Штольня, сначала довольно круто уходившая вниз, теперь выровнялась и превратилась в довольно широкий проход, по стенам которого шли вереницы скоб, кое–где на них сохранились остатки кабеля. Видимо, именно здесь некогда «добывали» металл, в основном медь. Впереди было уже совсем темно, но наши шлемные фонари помогали рассмотреть то, что творится по сторонам. Хотя смотреть на это не возникало большого желания: стены густо заросли какими–то белесыми, совсем лишенными пигментации отростками, напоминающими бахрому. И эта бахрома шевелилась, поднимая свои отвисшие нити при нашем приближении. И бессильно опадала, когда мы проходили.

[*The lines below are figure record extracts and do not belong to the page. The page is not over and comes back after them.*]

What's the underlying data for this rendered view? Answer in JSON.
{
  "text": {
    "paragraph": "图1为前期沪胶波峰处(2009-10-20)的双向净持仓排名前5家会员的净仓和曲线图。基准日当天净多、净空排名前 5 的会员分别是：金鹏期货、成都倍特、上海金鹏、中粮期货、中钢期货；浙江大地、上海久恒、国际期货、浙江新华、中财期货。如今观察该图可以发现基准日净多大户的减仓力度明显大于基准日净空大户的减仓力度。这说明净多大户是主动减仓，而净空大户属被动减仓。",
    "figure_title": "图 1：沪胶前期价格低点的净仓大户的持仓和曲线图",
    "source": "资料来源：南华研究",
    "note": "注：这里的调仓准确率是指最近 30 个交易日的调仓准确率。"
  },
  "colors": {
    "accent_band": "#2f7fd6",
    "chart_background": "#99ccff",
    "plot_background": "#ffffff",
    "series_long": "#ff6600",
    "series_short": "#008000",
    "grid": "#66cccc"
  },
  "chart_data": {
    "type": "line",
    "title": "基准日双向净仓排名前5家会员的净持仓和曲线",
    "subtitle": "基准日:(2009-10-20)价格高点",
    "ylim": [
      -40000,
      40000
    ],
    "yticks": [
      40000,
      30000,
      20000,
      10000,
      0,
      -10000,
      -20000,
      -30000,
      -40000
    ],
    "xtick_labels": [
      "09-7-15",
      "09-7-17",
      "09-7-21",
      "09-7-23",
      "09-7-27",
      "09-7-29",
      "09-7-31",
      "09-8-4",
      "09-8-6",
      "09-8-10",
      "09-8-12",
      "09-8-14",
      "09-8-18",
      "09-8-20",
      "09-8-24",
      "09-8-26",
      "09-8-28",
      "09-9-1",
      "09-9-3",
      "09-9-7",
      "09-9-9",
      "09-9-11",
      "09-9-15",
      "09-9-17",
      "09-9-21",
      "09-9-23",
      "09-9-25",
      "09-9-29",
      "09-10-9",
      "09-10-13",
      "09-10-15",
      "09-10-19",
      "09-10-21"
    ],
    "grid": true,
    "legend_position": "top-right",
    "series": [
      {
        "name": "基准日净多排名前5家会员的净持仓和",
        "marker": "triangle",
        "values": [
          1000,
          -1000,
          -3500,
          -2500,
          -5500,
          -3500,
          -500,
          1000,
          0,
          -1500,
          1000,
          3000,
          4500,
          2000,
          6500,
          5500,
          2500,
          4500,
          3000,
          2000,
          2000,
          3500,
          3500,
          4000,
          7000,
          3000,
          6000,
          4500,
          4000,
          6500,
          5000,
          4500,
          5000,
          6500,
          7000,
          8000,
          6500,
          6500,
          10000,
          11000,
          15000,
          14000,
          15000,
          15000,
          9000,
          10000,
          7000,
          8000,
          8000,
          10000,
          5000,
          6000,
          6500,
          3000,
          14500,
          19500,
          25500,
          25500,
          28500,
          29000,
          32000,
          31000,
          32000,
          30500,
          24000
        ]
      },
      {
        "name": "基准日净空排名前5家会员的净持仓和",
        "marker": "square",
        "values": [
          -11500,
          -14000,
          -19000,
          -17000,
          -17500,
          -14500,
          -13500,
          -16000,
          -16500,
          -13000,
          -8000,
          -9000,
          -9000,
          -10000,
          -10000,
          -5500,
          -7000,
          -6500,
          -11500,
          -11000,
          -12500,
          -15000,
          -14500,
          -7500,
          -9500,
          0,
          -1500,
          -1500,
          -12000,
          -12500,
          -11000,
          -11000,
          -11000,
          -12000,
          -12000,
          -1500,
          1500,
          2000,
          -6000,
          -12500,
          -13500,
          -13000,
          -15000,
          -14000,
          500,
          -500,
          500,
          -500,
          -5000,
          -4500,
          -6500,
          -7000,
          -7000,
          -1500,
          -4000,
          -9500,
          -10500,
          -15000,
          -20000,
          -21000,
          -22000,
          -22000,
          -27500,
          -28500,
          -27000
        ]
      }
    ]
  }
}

Понятно теперь, почему ценнейшее сырье не выбрали подчистую, – как только эта дрянь завелась, так добытчики и слиняли или погибли, а новых желающих не нашлось. Она же явно плотоядна – вон как тянется своими отростками. Наверное, и слюну сглатывает по ходу.

Перебьется!

Главное, что мы оторвались от преследования. Правда, не обошлось без стычки, когда один раз люди Токарева почти настигли нас и в тесноте тоннеля разгорелась перестрелка. Но отбились, ушли, однако невезучий Грабер получил свой законный заряд в такое место, что мои хейворки изрядно повеселились, пока я прикладывал ему аптечку, стараясь ускорить регенерационные процессы. Заряд лучевика, отразившись от стены, срикошетил ему в задницу, отстрелив часть ягодичной мышцы. Будь Грабер простым смертным, он бы после такого попадания всю оставшуюся жизнь хромал. Однако я обессмертил этого придурка на свою же голову и теперь пожинаю горькие плоды его присутствия.

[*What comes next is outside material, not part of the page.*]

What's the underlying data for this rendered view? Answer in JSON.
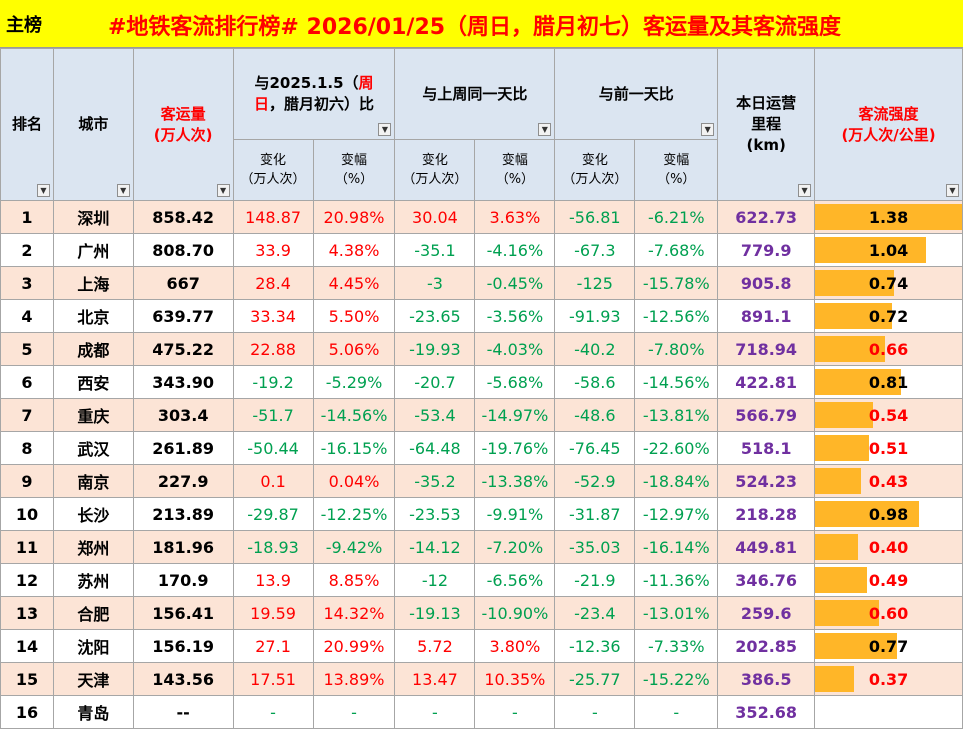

Кроме того, ранение получил и Наплеков. И надо же, как странно сложились обстоятельства, – в схватке со своими же бывшими подчиненными он держался молодцом и про бессмертие больше не вспоминал, а вот какая–то летучая дрянь ужалила его точнехонько в шею и прокусила яремную вену прежде, чем Хирург распластовал ее своим клинком. Здесь и регенератор оказался бессилен: видать, слюна у твари оказалась с сюрпризом.

Я приказал нести Наплекова Ежу с Грабером, а не пристрелить, как он того заслужил своим прошлым поведением. Первое, что сделал Грабер, – стащил с Наплекова ботинки и натянул их на свои уже босые ноги.

Я не возражал – ему теперь тащить министра практически на себе. Сам же я прикрывал тыл нашего маленького отряда. Но с такой обузой мы уже не могли нестись сломя голову. Впрочем, и раньше не больно–то неслись: еще немного, и Катерину тоже придется взвалить на плечи. Чем уже сейчас пытался заниматься ее семижильный дедушка. Надо бы передоверить это дело кому–то из моих парий, давно пора, да вот только…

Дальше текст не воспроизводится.